Wednesday, March 29, 2006

Mini-Sensors for "Military Omniscience"

From BoingBoing:

Mini-Sensors for "Military Omniscience": "Xeni Jardin: Defensetech's Noah Shachtman says, Spotting insurgents, sorting out friend from foe -- it's beyond tough in today's guerilla war zones. So tough, that no single monitor can be counted on to handle the job.

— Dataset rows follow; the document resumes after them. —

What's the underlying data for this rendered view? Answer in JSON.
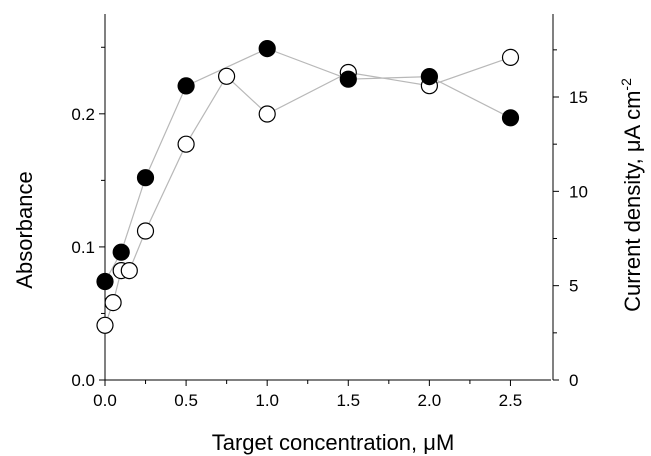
{
  "chart_data": {
    "type": "scatter",
    "title": "",
    "xlabel": "Target concentration, μM",
    "ylabel_left": "Absorbance",
    "ylabel_right_text": "Current density, μA cm",
    "ylabel_right_superscript": "-2",
    "xlim": [
      0,
      2.75
    ],
    "ylim_left": [
      0,
      0.275
    ],
    "ylim_right": [
      0,
      19.4
    ],
    "x_ticks": [
      "0.0",
      "0.5",
      "1.0",
      "1.5",
      "2.0",
      "2.5"
    ],
    "y_left_ticks": [
      "0.0",
      "0.1",
      "0.2"
    ],
    "y_right_ticks": [
      "0",
      "5",
      "10",
      "15"
    ],
    "grid": false,
    "legend": "none",
    "series": [
      {
        "axis": "left",
        "marker": "filled-circle",
        "x": [
          0.0,
          0.1,
          0.25,
          0.5,
          1.0,
          1.5,
          2.0,
          2.5
        ],
        "values": [
          0.074,
          0.096,
          0.152,
          0.221,
          0.249,
          0.226,
          0.228,
          0.197
        ]
      },
      {
        "axis": "right",
        "marker": "open-circle",
        "x": [
          0.0,
          0.05,
          0.1,
          0.15,
          0.25,
          0.5,
          0.75,
          1.0,
          1.5,
          2.0,
          2.5
        ],
        "values": [
          2.9,
          4.1,
          5.8,
          5.8,
          7.9,
          12.5,
          16.1,
          14.1,
          16.3,
          15.6,
          17.1
        ]
      }
    ],
    "colors": {
      "filled": "#000000",
      "open_fill": "#ffffff",
      "line": "#b8b8b8"
    }
  }
}
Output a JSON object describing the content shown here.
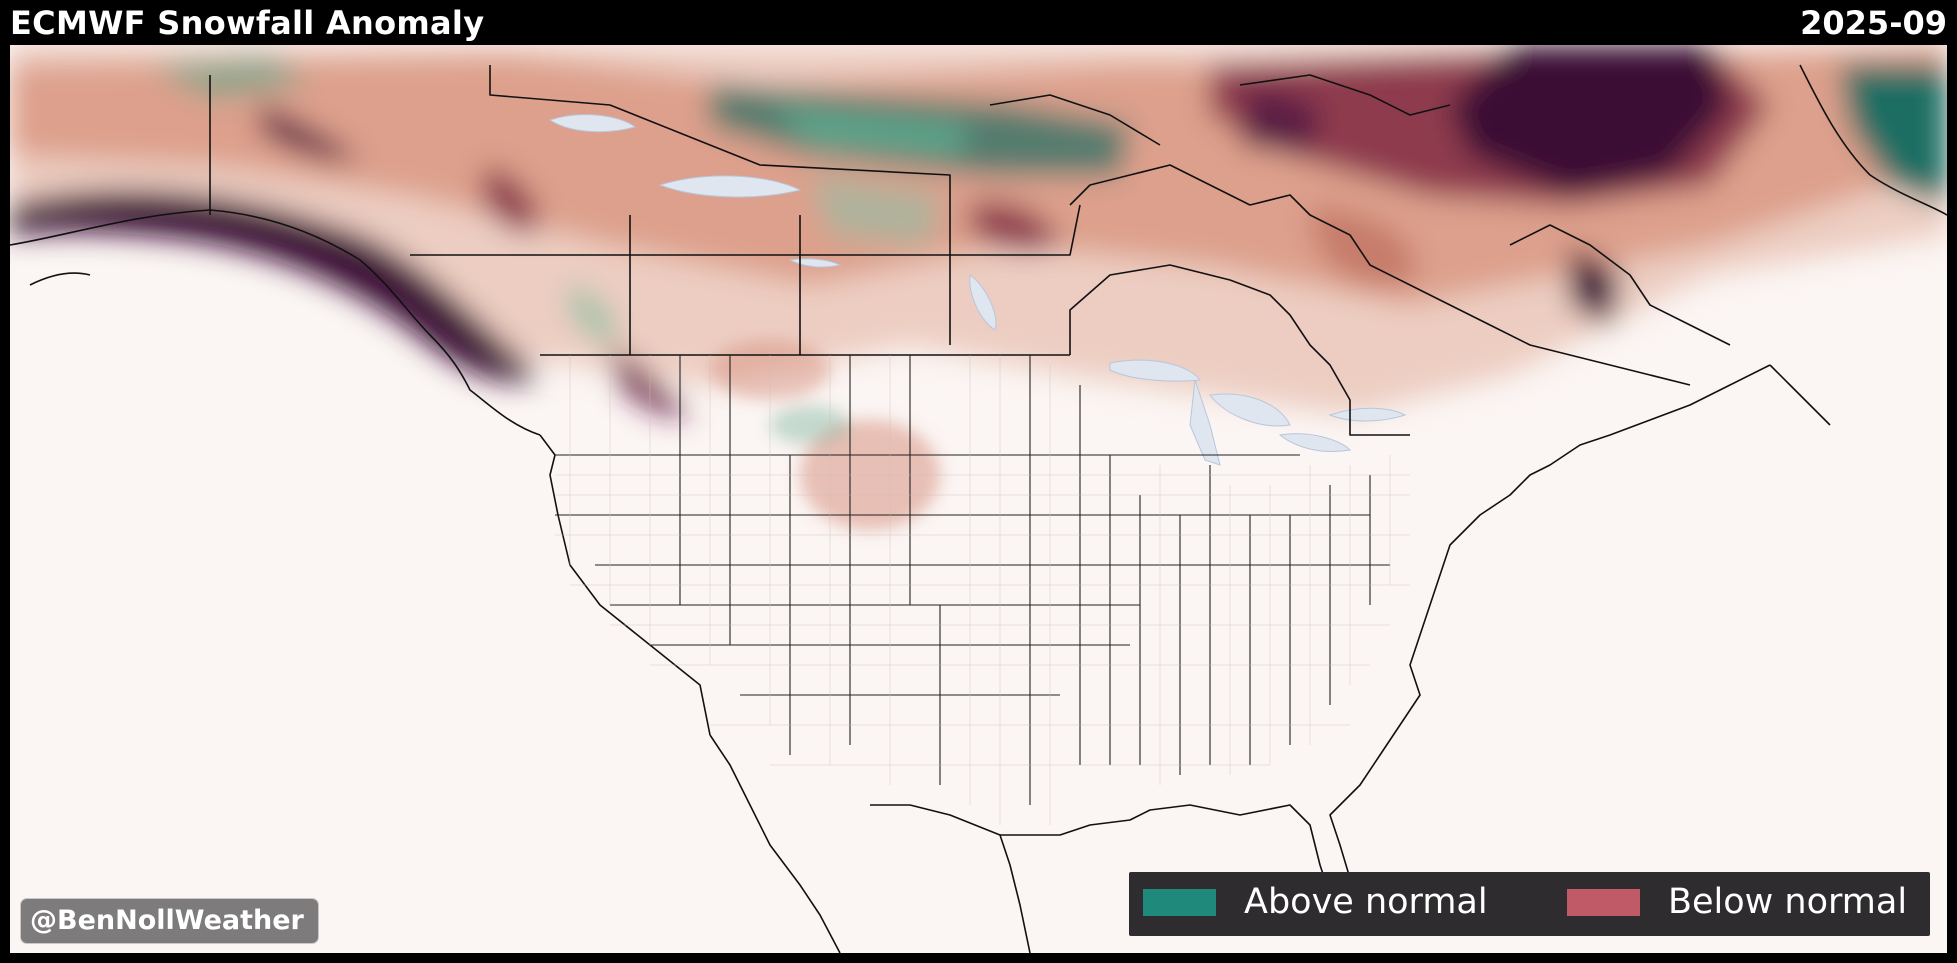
{
  "header": {
    "title": "ECMWF Snowfall Anomaly",
    "date": "2025-09"
  },
  "legend": {
    "items": [
      {
        "label": "Above normal",
        "color": "#1f8a7b"
      },
      {
        "label": "Below normal",
        "color": "#c05a66"
      }
    ]
  },
  "credit": {
    "handle": "@BenNollWeather"
  },
  "colors": {
    "background": "#fbf5f3",
    "light_below": "#eccbbf",
    "mid_below": "#d38a76",
    "strong_below": "#8e3a4e",
    "extreme_below": "#3b0f36",
    "light_above": "#cfe3d3",
    "mid_above": "#5fa58b",
    "strong_above": "#1c6e63",
    "water": "#dfe6ef",
    "border": "#111111"
  }
}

The Pentagon's answer: build a set of palm-sized, networked sensors that can be scattered around, and work together to 'detect, classify, localize, and track dismounted combatants under foliage and in urban environments.' It's part of a larger Defense Department effort to establish 'military omniscience' -- and 'ubiquitous monitoring.' Link to blog post with photos. "

Doesn't this effectively negate the idea:

"When in the Course of human events, it becomes necessary for one people to dissolve the political bands which have connected them with another, and to assume, among the Powers of the earth, the separate and equal station to which the Laws of Nature and of Nature's God entitle them, a decent respect to the opinions of mankind requires that they should declare the causes which impel them to the separation."

I guess I had a hold out that revolution against a repressive governement was still possible via Guerilla warfare. If technologies such as these negate that possibility, why reason does the government have to fear its people?

1 Comments:

Blogger The Angry Engineer said...

Rights aren't for those other people.